If the police mistake your neighbor for a drug dealer, the neighbor no doubt will be traumatized, but at least he's an adult. If CPS, based on no more than an anonymous call, bursts through the door of your neighbor's house because they think he's a child abuser, it's innocent children who suffer.
It is children who will face traumatic questioning. It is children at risk of being stripsearched by strangers looking for bruises. And it is children who risk being torn from everyone they know and love and thrown into the chaos of foster care – where at least one in four is likely to be abused. The younger the child the greater the harm.
One need only recall the hideous conditions the FLDS children endured during the first days after the raid, and the searing statements from the state's own therapists concerning the harm this internment was doing to the children to understand why it is so urgent that children be protected from this unchecked power.
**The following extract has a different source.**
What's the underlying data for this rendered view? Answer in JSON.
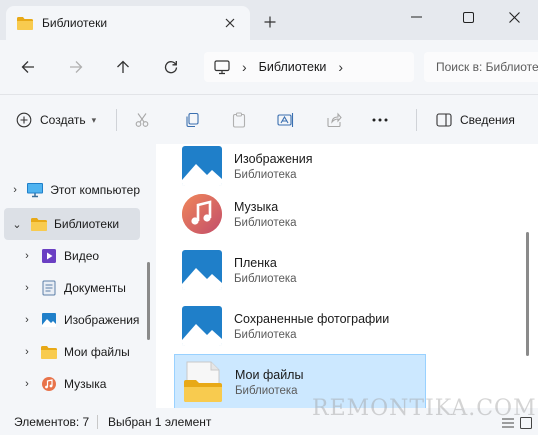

There are conservatives who have a lot to answer for, too, of course, particularly those, like Newt Gingrich, who want to throw poor people's children into orphanages – suggesting that he feels "family values" are strictly a middle-class entitlement.
But for the left, what it all boils down to is this: When it comes to child abuse, too many of my fellow liberals refuse to heed President Obama's call for us to live our values. Indeed, CPPP and too many other liberals apparently believe in a "child size" Bill of Rights. They shrink it by leaving out Amendment #4.